Once you have finally receive these payment- I would like you to go ahead and have the check payment processed and cashed, afterwards deduct your tutoring fees, and whatever the remaining balance is, Send it to the Nanny, who would be taking care of my son while he is in the US, the Nanny would handle my son being picked-up/dropped-off to the local library where you would always tutor him, after Nanny receives payment- Nanny would contact you to make proper time-table, schedule and arrangements. So in your own best interest, have payment cashed ASAP, deduct your own tutoring fee and send the remainder to the Nanny using Western Union Money Transfer services, You can look up the closest western union store to complete these transfer process on, I am aware of the western union sending fees, so deduct the fees from the remainder you are sending to the nanny. Below is the Nanny's info to complete western union transfer.

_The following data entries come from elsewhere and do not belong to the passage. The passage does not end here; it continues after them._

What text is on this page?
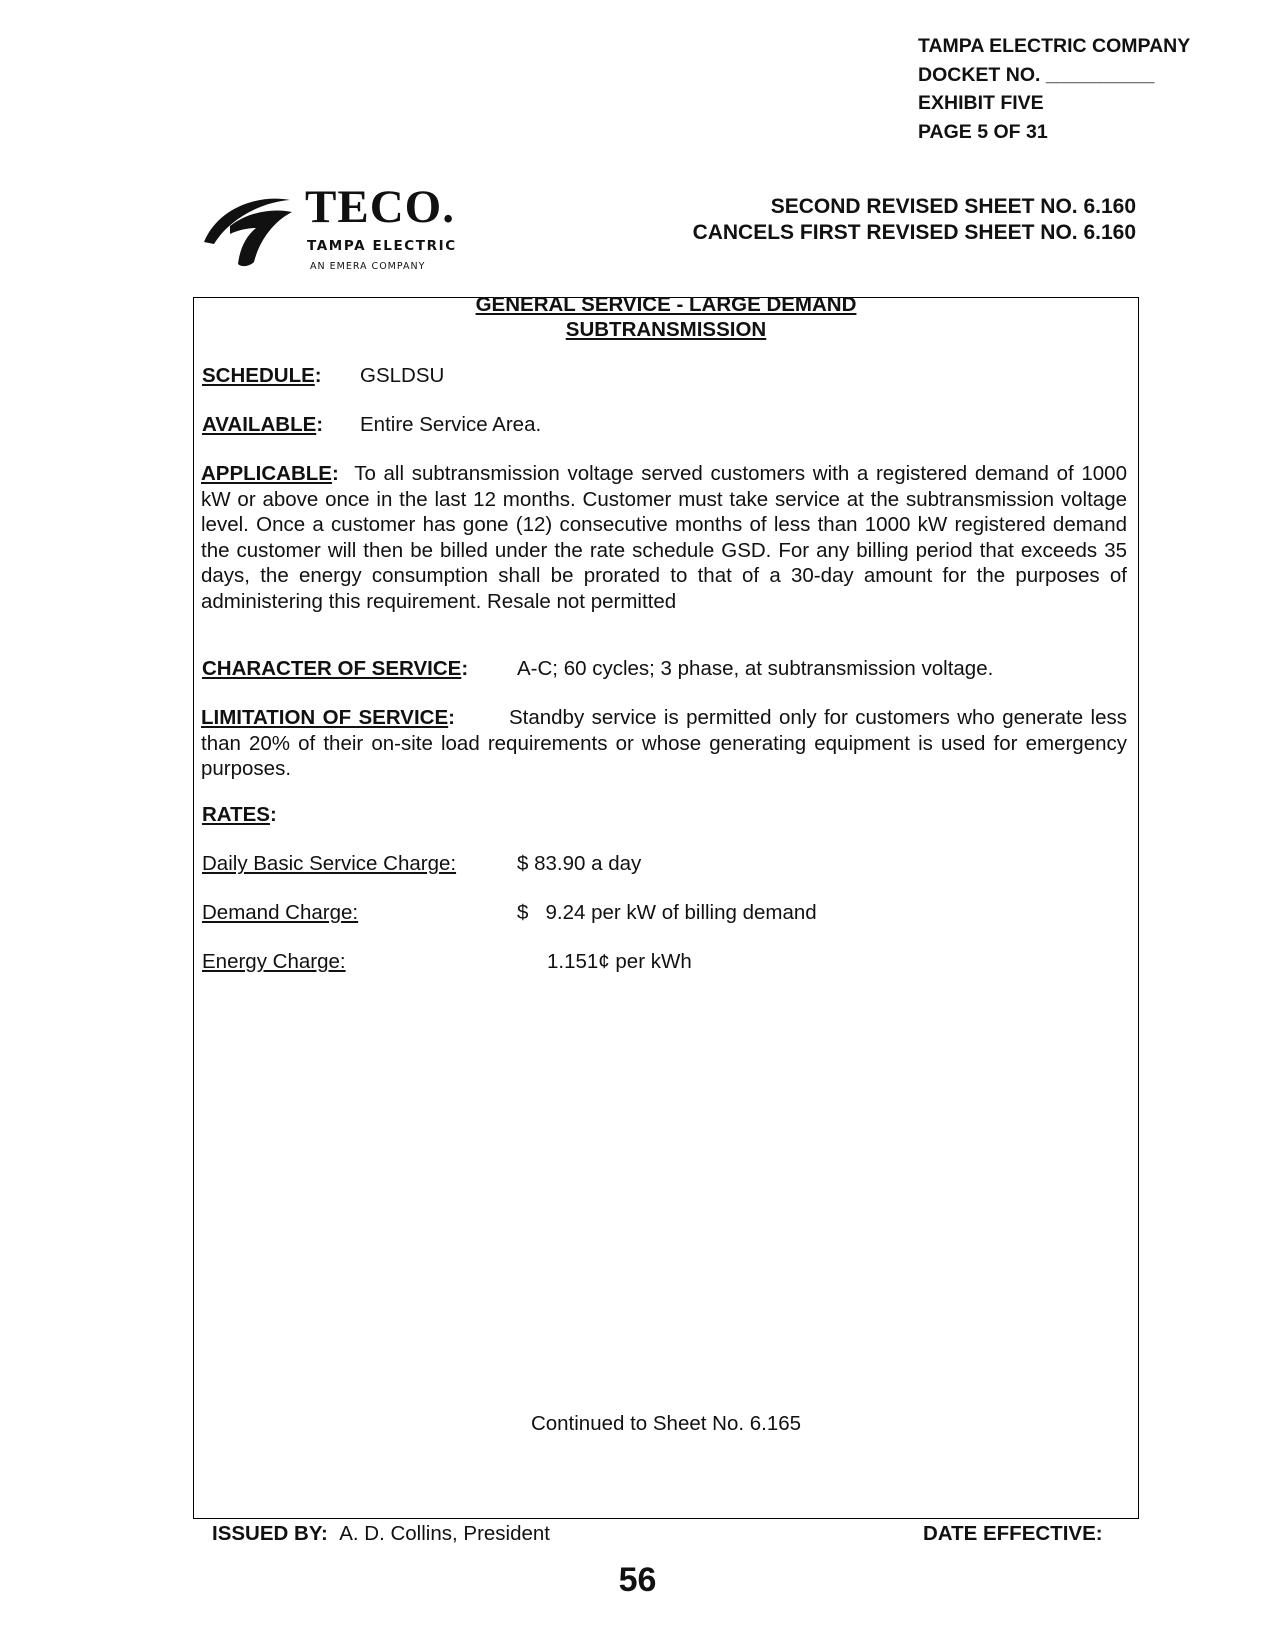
TAMPA ELECTRIC COMPANY
DOCKET NO. __________
EXHIBIT FIVE
PAGE 5 OF 31
TECO.
TAMPA ELECTRIC
AN EMERA COMPANY
SECOND REVISED SHEET NO. 6.160
CANCELS FIRST REVISED SHEET NO. 6.160
GENERAL SERVICE - LARGE DEMAND
SUBTRANSMISSION
SCHEDULE: GSLDSU
AVAILABLE: Entire Service Area.
APPLICABLE: To all subtransmission voltage served customers with a registered demand of 1000 kW or above once in the last 12 months. Customer must take service at the subtransmission voltage level. Once a customer has gone (12) consecutive months of less than 1000 kW registered demand the customer will then be billed under the rate schedule GSD. For any billing period that exceeds 35 days, the energy consumption shall be prorated to that of a 30-day amount for the purposes of administering this requirement. Resale not permitted
CHARACTER OF SERVICE: A-C; 60 cycles; 3 phase, at subtransmission voltage.
LIMITATION OF SERVICE:	Standby service is permitted only for customers who generate less than 20% of their on-site load requirements or whose generating equipment is used for emergency purposes.
RATES:
Daily Basic Service Charge:	$ 83.90 a day
Demand Charge:	$   9.24 per kW of billing demand
Energy Charge:	1.151¢ per kWh
Continued to Sheet No. 6.165
ISSUED BY: A. D. Collins, President	DATE EFFECTIVE:
56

The odd thing about this scam is that Tyler Perry expects me to subtract my portion of the check and wire the rest of it via Western Union to the "Nanny," one Marva McGibbon in Ft. Meyers, Florida. I can't see how the scheme works. What is there to stop the sexually frustrated English tutors of the world from cashing their checks and sending nothing whatsoever to Nanny McGibbon? For that matter, how many people will actually go through with the money transfer when young Sven Perry doesn't meet them at the "local library" as promised?

Already the situation is too intricate for my cloudy little mind. There is nothing left for me to do but add this to my resume and catch my flight to Guadalajara, broke as the birdshit under my bootheels.


Sarah said...

OMG!! this SAME thing just happend to me. likewise, we found out it was fraud BEFORE sending money or anthing like that. damn.

Kara said...

I was also scammed, in fact, today (9/24/08). I was not thanked for offering services, was not told that I had won some great prize. I was contacted via Craigs List (if you're not fimiliar, it's an on-line marketplace/classified area. about a Curio Cabinet that I am trying to sell.
I also was instructed to take my fees (just over $120) and to wire the rest of the money to Marva Mcgibbon of Ft myers FL 33901 (there was a street address included as well of course). The check I was sent was for $2,500! Yeah...I knew there was no way it was real when I saw that amount. $2,500 for a $120 curio cabinet?! You can buy THREE NEW ONES for that any rate. I called the bank it was drawn on and BINGO! Fraudulent.
I guess if you cash it, then you're responsible to pay back the bank. That's what the lady from the bank informed me of anyway.
Cashers - Beware!

Anonymous said...

Glad I found this website because i to received this check. Not sure what to do with it now but will call and find out.

scott said...

Just graduated with an english degree. 50 bucks an hour beats the job i have now. why didn't i do a quick google search before now? Oh yeah, how the hell am i supposed to tutor a denmarkian kid when his "nanny" is in ft. meyers? anyone have any real jobs for a guy with a BA in English?

E Rock said...

SAME thing here. Same name for the "nanny", same address and same EVERYTHING. What was the email address of the person you've been in correspondence with?

Anonymous said...

Holy sh*t...I have just come through this article, but it was sort of too late...I already wired money to the guy. Thought it was legitimate before he asked me for the second favor, and now comes this article. Damn.